Editorial / 17/02/2021 - 00h01

O noticiário dos últimos quatro dias chega recheado de notícias sobre festas clandestinas, aglomerações em bares e praias, com pessoas se divertindo sem respeitar as determinações sanitárias que podem impedir que o coronavírus se alastre ainda mais. Os dias que deveriam ser destinados a um Carnaval que, em nome da coletividade, foi cancelado, sugere que a pandemia, que no início teve como marca a solidariedade e a empatia, trouxe com ela nesta fase a irresponsabilidade social.

Tudo indica que a chegada da vacina, que em função da pequena quantidade ainda se destina a uma parcela bem restrita da população, e a inconsequente irresponsabilidade, principalmente dos mais jovens e que estão quase no final da fila dos grupos a serem vacinados, podem provocar uma catástrofe ainda maior do que já vivenciamos. 

Sem saber como lidar com tamanha falta de consciência e de coletividade, estados e municípios recorrem mais uma vez a decretos, leis e multas para tentar coibir as aglomerações. Mas as pessoas que se aglomeram parecem alheias a decretos e leis e, o mais grave, dispostas a pagarem multas por uma liberdade leviana. Junte-se a elas, comerciantes também inconsequentes, que parecem terem se esquecido de tempos nada distantes em que foram obrigados – eles e todos os conscientes que cumprem as regras – a manterem as portas completamente fechadas. Talvez, com objetivo de recuperarem os prejuízos de outrora, não estejam pensando que tais tempos podem retornar, trazendo mais prejuízos.

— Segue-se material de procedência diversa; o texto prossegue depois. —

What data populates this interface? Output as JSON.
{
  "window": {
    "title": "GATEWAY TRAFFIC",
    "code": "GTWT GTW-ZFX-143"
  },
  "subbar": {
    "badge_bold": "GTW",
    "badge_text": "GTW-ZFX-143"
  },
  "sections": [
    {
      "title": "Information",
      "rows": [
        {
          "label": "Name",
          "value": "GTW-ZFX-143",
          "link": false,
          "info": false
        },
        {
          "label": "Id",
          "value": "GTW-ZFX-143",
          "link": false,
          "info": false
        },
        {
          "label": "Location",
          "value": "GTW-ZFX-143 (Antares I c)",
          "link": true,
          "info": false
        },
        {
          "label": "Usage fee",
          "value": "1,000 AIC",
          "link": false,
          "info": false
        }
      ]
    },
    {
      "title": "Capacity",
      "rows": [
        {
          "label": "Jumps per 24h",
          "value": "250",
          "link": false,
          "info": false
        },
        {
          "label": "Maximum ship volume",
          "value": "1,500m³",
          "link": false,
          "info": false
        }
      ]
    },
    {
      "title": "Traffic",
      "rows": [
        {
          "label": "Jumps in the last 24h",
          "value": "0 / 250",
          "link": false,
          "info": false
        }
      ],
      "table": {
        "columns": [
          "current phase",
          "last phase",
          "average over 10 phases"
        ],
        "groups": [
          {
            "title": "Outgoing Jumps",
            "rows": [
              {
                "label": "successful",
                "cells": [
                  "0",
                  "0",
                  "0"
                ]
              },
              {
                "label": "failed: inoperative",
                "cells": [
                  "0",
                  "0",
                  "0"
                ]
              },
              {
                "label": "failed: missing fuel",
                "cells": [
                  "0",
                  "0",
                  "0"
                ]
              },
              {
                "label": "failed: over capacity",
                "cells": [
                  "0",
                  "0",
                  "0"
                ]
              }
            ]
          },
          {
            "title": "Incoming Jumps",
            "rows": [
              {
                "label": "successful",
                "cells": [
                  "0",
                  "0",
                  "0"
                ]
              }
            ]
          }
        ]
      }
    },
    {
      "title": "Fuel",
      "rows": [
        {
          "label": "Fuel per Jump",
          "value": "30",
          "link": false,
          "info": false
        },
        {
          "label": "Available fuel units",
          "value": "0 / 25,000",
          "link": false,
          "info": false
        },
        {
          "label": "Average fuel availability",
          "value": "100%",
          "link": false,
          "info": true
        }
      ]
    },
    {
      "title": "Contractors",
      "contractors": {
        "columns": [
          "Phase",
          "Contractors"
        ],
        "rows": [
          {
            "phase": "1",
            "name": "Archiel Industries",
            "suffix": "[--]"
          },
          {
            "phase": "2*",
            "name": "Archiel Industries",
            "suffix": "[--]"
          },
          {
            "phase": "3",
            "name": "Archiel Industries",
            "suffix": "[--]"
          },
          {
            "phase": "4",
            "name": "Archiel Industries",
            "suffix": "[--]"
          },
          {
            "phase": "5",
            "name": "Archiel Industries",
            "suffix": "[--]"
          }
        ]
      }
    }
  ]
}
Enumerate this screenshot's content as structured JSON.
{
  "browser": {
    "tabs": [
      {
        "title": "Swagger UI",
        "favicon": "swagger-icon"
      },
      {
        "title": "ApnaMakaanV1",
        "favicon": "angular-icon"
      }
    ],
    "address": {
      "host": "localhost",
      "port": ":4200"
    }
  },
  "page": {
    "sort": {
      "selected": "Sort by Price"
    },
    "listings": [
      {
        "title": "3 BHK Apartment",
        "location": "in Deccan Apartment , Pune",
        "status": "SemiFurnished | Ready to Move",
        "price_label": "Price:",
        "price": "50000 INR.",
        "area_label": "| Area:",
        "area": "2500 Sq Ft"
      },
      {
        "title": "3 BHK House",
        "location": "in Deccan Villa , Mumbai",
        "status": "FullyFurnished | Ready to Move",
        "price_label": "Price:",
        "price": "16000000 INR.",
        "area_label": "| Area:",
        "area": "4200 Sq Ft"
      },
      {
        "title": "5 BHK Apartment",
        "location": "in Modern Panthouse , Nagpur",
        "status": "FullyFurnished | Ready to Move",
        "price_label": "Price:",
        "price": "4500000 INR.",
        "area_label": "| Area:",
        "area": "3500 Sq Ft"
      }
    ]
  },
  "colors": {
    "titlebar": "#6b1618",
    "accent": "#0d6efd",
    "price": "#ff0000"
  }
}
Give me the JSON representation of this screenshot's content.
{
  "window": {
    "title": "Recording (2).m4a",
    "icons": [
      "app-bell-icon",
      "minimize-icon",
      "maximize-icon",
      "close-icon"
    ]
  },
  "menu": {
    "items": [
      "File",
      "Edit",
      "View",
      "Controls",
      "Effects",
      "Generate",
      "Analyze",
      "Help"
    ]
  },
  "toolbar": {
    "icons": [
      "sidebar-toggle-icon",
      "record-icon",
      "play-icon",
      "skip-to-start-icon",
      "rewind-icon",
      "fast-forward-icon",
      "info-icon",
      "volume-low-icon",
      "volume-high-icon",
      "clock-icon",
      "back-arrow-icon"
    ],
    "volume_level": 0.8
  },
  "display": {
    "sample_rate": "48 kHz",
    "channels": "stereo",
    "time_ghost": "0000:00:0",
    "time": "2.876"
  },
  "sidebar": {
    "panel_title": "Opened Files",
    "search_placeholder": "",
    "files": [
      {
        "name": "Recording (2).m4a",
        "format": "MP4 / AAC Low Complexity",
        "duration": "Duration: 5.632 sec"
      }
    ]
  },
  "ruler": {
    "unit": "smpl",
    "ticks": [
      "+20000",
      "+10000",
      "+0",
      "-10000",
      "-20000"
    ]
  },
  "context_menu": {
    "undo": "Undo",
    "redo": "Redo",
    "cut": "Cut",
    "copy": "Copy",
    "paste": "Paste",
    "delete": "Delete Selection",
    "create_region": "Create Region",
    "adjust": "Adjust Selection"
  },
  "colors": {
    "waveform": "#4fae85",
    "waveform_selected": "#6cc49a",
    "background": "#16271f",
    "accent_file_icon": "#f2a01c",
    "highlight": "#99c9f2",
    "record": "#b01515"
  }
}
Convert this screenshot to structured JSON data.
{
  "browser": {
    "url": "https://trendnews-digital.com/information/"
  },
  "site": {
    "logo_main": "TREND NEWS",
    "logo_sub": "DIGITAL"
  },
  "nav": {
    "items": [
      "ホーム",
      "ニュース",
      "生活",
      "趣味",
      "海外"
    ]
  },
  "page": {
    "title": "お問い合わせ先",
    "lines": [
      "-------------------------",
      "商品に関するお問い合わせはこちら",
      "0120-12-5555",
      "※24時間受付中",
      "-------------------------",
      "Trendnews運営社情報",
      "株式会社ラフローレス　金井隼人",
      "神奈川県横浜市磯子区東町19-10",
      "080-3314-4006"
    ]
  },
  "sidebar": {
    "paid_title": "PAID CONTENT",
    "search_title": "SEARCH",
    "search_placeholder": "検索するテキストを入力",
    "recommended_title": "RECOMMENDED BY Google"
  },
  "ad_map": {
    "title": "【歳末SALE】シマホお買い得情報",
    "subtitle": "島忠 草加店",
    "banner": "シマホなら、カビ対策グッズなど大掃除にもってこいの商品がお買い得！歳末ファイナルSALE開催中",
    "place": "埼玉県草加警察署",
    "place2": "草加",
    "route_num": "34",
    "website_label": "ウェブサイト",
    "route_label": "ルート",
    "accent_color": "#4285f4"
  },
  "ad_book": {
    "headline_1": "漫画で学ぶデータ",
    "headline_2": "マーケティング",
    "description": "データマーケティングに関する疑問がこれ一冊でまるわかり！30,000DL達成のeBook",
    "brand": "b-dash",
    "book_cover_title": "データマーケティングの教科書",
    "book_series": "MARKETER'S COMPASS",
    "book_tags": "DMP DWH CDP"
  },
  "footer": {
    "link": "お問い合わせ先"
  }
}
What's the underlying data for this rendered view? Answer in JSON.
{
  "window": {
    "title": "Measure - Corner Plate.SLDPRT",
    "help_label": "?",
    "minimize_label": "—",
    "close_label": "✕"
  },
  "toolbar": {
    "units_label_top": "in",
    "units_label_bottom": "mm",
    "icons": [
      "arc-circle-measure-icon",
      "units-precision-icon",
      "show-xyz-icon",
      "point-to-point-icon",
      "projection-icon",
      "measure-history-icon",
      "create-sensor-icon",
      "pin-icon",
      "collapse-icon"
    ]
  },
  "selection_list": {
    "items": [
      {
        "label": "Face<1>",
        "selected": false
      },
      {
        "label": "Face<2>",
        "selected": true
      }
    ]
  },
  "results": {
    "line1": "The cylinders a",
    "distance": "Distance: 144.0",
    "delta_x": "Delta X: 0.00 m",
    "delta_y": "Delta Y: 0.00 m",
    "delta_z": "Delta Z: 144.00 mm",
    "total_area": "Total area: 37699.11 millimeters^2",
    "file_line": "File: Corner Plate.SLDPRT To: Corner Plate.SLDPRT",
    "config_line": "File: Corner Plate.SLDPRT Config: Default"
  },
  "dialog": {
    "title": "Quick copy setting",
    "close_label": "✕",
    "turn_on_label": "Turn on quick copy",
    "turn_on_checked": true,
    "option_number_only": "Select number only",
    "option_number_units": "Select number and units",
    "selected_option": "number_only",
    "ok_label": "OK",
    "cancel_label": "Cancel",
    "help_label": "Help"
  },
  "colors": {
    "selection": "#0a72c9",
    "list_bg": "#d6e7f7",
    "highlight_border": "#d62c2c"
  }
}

A estas pessoas que covardemente colocam em risco não apenas a si mesmos, suas famílias, suas comunidades e até mesmo seus empreendimentos, mas toda uma sociedade, fica o alerta de que o vírus, ao contrário do que muitos imaginam, não tem um grupo com características definidas para infectar, mas infecta de forma aleatória e, portanto, os desvarios cometidos em nome de uma liberdade instantânea podem implicar em muito mais do que uma leve infecção... O certo mesmo é que consciência e solidariedade não são demais em situações e realidade como as que vivenciamos atualmente.